Tears blurring her vision, Raji Devi watched the bus carrying migrant workers to Uttar Pradesh drive into the distance and turned to her son to say she just wants to be home and never wants to see a big city again.
She couldn't get a seat on the bus and neither could her son Sahab Lal, who worked as a construction labourer, and the rest of the family, all waiting to return to their village in Bhadohi.
The disappointment was almost too much to handle for the elderly woman, perhaps in her 70s, who held her son's hands and told him she won't be back to bother him and it's okay if he's not there for her last rites either.
The family of seven Raji Devi, Sahab Lal, his wife and two children, his nephew and his wife -- were among the hundreds of people waiting at the community centre in Sector 9A Gurgaon from where state transport buses were taking stranded migrants to Bulandshahr in Uttar Pradesh.

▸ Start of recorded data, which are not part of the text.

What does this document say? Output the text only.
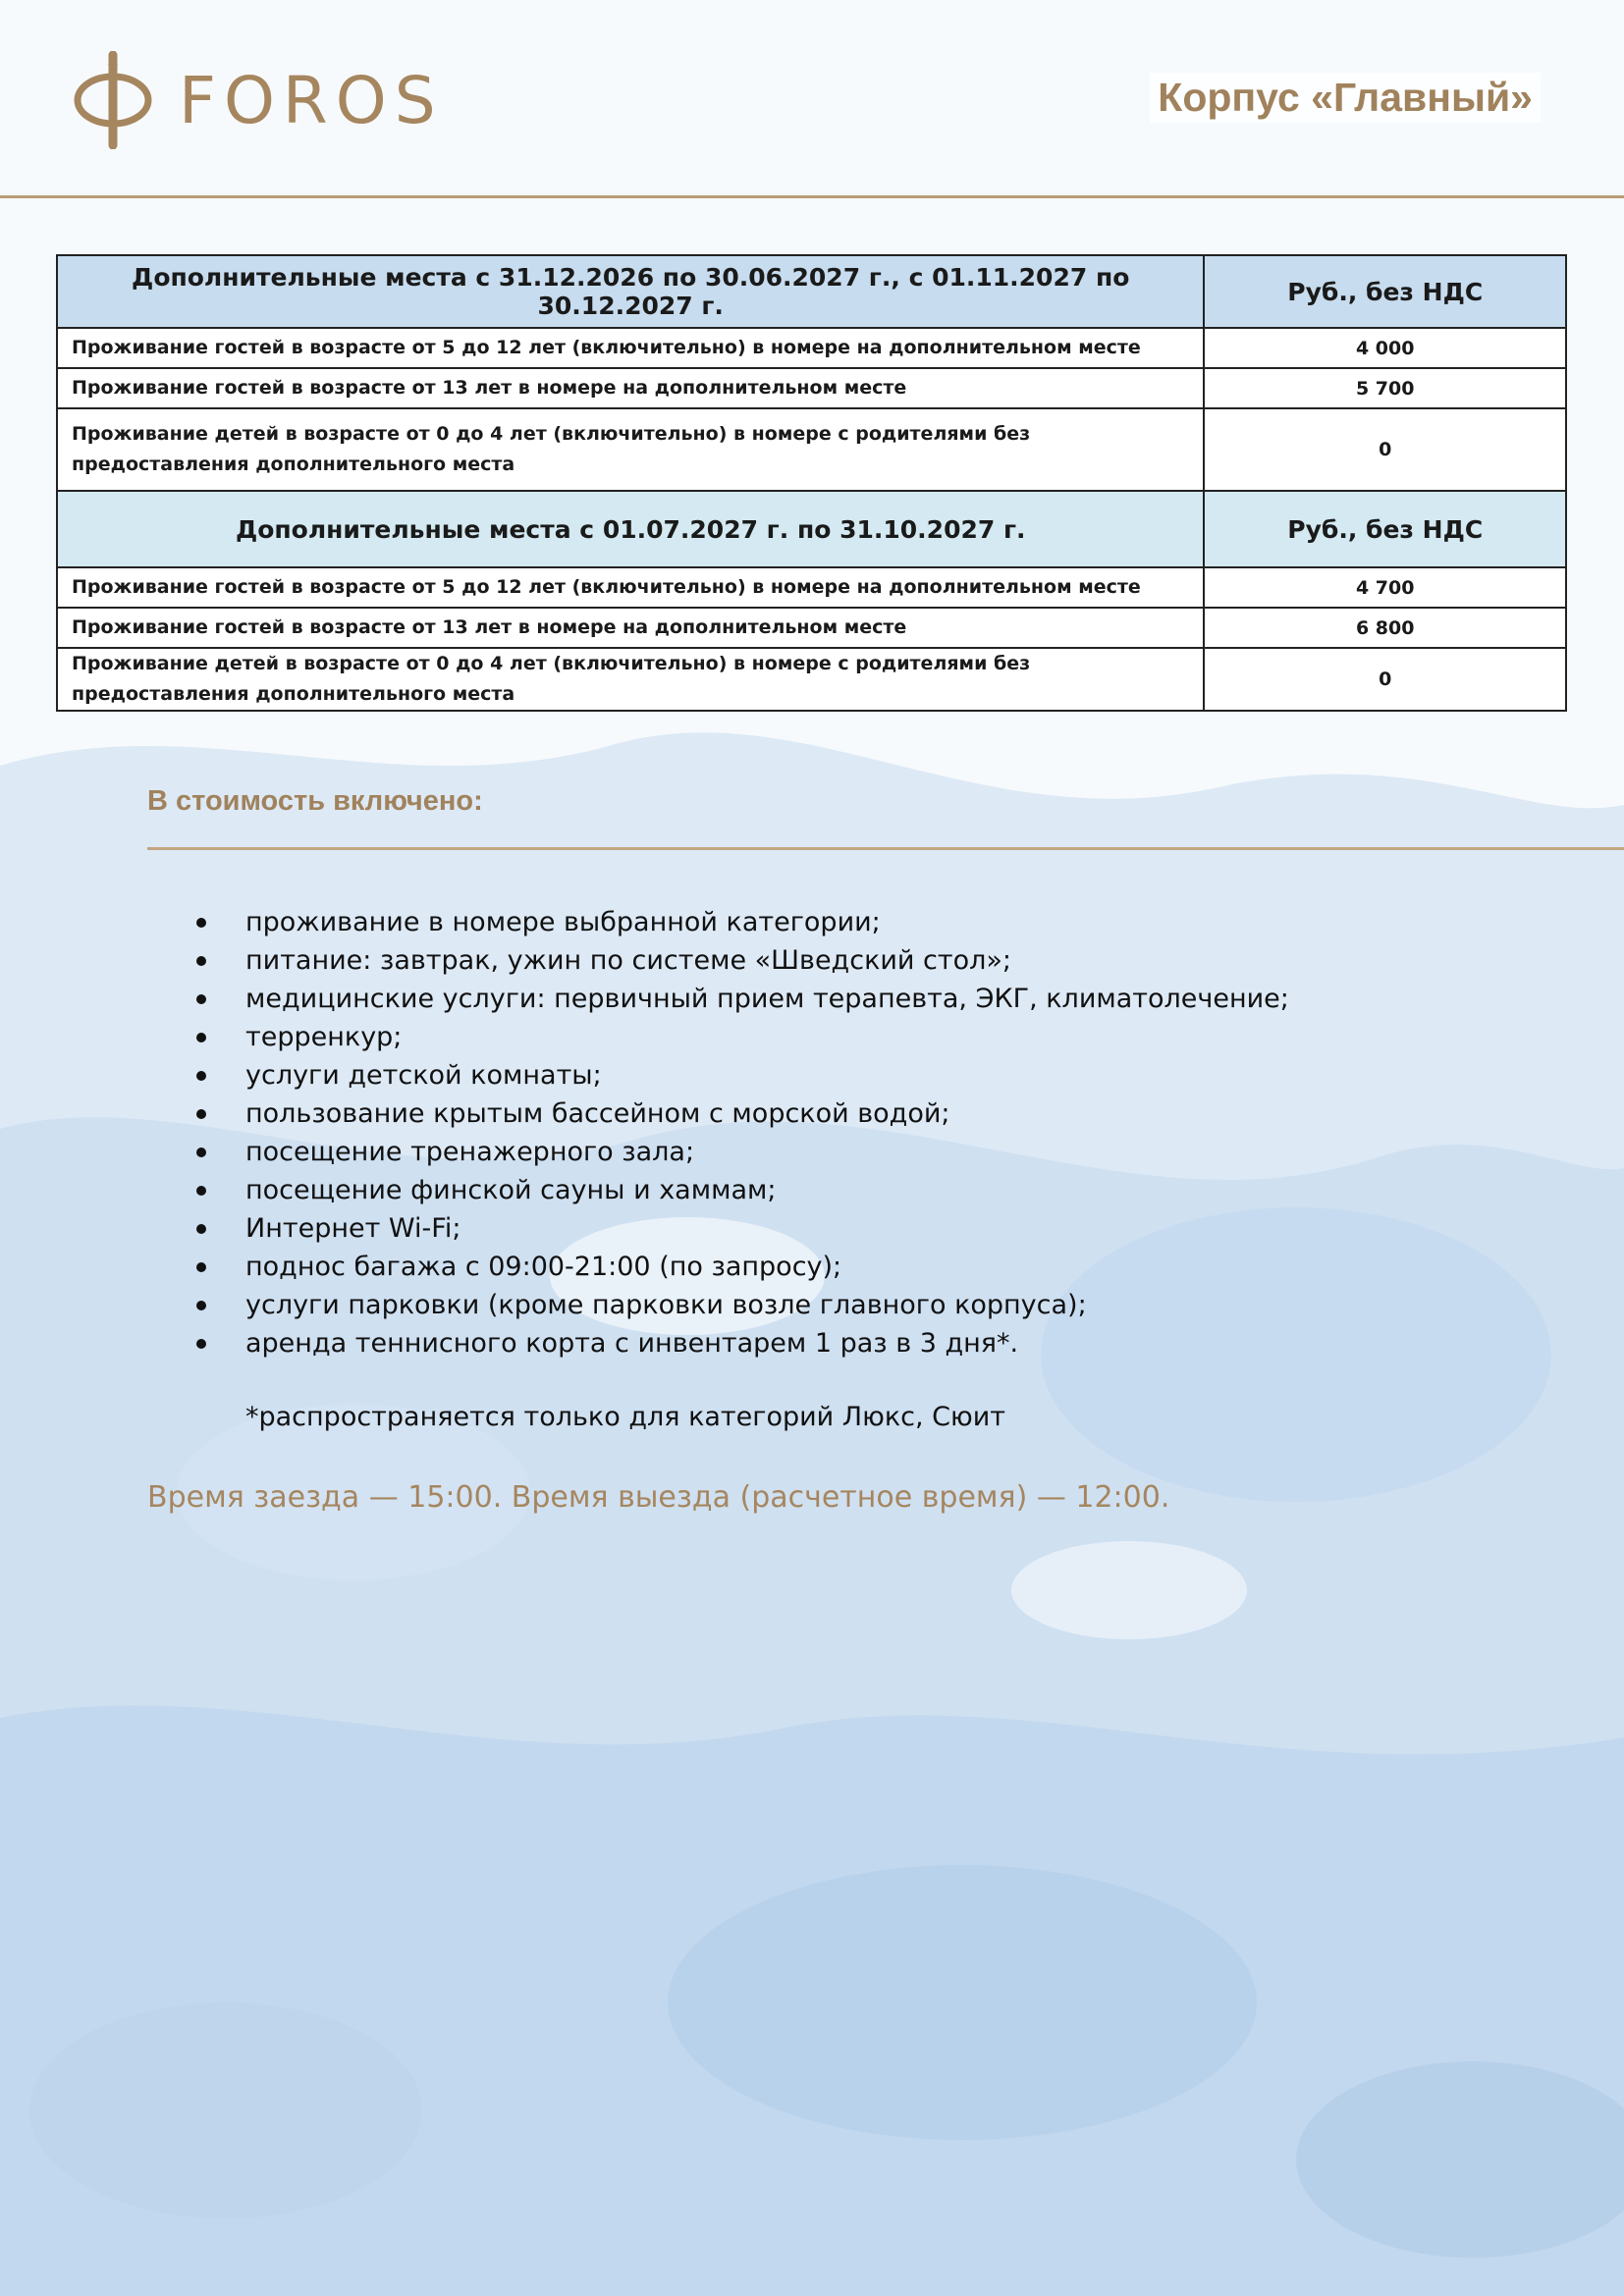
FOROS	Корпус «Главный»
Дополнительные места с 31.12.2026 по 30.06.2027 г., с 01.11.2027 по 30.12.2027 г.	Руб., без НДС
Проживание гостей в возрасте от 5 до 12 лет (включительно) в номере на дополнительном месте	4 000
Проживание гостей в возрасте от 13 лет в номере на дополнительном месте	5 700
Проживание детей в возрасте от 0 до 4 лет (включительно) в номере с родителями без предоставления дополнительного места	0
Дополнительные места с 01.07.2027 г. по 31.10.2027 г.	Руб., без НДС
Проживание гостей в возрасте от 5 до 12 лет (включительно) в номере на дополнительном месте	4 700
Проживание гостей в возрасте от 13 лет в номере на дополнительном месте	6 800
Проживание детей в возрасте от 0 до 4 лет (включительно) в номере с родителями без предоставления дополнительного места	0
В стоимость включено:
проживание в номере выбранной категории;
питание: завтрак, ужин по системе «Шведский стол»;
медицинские услуги: первичный прием терапевта, ЭКГ, климатолечение;
терренкур;
услуги детской комнаты;
пользование крытым бассейном с морской водой;
посещение тренажерного зала;
посещение финской сауны и хаммам;
Интернет Wi-Fi;
поднос багажа с 09:00-21:00 (по запросу);
услуги парковки (кроме парковки возле главного корпуса);
аренда теннисного корта с инвентарем 1 раз в 3 дня*.
*распространяется только для категорий Люкс, Сюит
Время заезда — 15:00. Время выезда (расчетное время) — 12:00.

But the seats were allotted on a first-come-first-served basis and the family missed their turn.
This is the first time she came out of her village, and it will be the last, Raji Devi vowed. The big city lights have lost their lustre, she said.
As the buses started leaving, she told her son in the Hindi dialect from her region, "Betua ab hum kabhi nahi aiyai tu beshak humka kandha den bhi mat aiyai. Humka nahi dekhna shehar (Son, I won't come back. It's okay if you are not there to shoulder my bier. I don't want to see the city again)."